Kuchma predicts unless democrats unite presidential victory will go to the left


by Pavel Politiuk
Special to The Ukrainian Weekly

KYIV - Less than a year before presidential elections, Ukrainian President Leonid Kuchma forecast that they would be a repeat of last spring's Parliament referendum, when Ukrainian centrist and right-wing parties could not unite and allowed the left to win more than half the seats in the Verkhovna Rada.

"I am sure that the situation with presidential elections will be analogous to the situation during the Ukrainian parliamentary elections," President Kuchma told regional journalists during a meeting on December 15.

"Democrats cannot unite themselves, which is to the detriment of Ukraine," he said. "Each sees himself with the bulava" [mace - a symbol of authority].

During the past few months Mr. Kuchma several times has called on centrist and right-wing parties to unite in collaboration with the president and the government against a front of powerful Communist and Socialist political forces.

But center and right-wing political leaders have expressed concerns that President Kuchma is merely trying to compromise the democratic forces and pull them toward him in the run-up to presidential elections because he has little chance of obtaining their support otherwise. Few believe that he would be nominated by any of the current center or center-right parties.

Analysts say the president is afraid to lose his current status as the only candidate who is fighting against Communist influences in government and is trying to convince voters that other political leaders do not have the power to combat the leftist threat.

Even as President Kuchma criticized the lack of unity in the democratic political bloc, a move toward coalition had begun. Early this month, two strong parties - Rukh, which is led by National Deputy Vyacheslav Chornovil and the Reform and Order Party of Viktor Pynzenyk, a former vice prime minister in the Kuchma administration - united in a pre-election political bloc, creating the first potentially powerful election coalition.

"This is a union of two center-right wing parties that has a real chance to win the presidential elections next year," said Mr.

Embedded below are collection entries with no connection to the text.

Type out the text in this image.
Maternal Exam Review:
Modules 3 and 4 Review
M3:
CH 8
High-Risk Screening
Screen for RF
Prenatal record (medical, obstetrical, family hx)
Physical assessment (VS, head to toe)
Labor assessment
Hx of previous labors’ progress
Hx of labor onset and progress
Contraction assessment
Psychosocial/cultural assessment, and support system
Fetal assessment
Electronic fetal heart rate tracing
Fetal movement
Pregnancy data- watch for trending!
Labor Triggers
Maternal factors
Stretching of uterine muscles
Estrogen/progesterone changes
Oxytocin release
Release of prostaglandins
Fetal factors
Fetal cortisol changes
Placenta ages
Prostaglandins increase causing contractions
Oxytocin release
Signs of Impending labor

Pynzenyk, who quit the government last year after accusing it of not being truly dedicated to economic reform.

Ivan Zayets, a leader of the Rukh Party, added at the press conference announcing the union that it is open to other democratically oriented political parties.

Taras Stetskiv, head of Lviv branch of the National Democratic Party, whose best-known member is Prime Minister Valerii Pustovoitenko and which sides with President Kuchma on most issues, said his party is discussing the possibility of joining the Rukh-Reform and Order coalition.

"The union of Rukh and the Reform and Order Party is an extremely positive event for Ukraine, and I expect that a few other centrist parties, including the National Democratic Party, might join the union," said Mr. Stetskiv. "This coalition is the real opponent to the left's re-entrenchment in Ukraine - not Kuchma," he added.

President Kuchma faces uncertain times because both left- and right-wing political parties blame the him for the country's unsuccessful economic policies. Both sides accuse the president of doing too little to steer the former Soviet republic out of its prolonged economic slump - one that has been aggravated by the spill-over effects of the crisis gripping neighboring Russia.

Some leftists have resisted attempting to topple the current government before presidential elections to avoid sharing the blame for the economic situation. President Kuchma has said that he would invite Communists to form a government if the current Pustovoitenko-led Cabinet of Ministers is forced to resign.

The president and his government face grave problems, including payment of more than $2 billion in arrears to workers and pensioners who have gone without pay for months, and finding a way to repay domestic and foreign debts. Average monthly wages are equivalent to $60, while pensions range from $15 to $17.

President Kuchma also suggested at the press conference with regional press representatives that the president's constitutional right to issue economic decrees - a temporary provision in the 1996 Constitution that is to expire in June 1999 - should be extended for another five years.

The president said he is considering calling a national referendum to make the needed constitutional change and other possible amendment. "I do not see any other way in the future but to hold an all-Ukrainian referendum on major articles of Ukraine's Constitution," said Mr. Kuchma.

Among the amendments he proposed is a provision to replace Ukraine's single-chamber Verkhovna Rada, whose Communist-led leadership has blocked much of President Kuchma's economic reform legislation, with a bicameral body.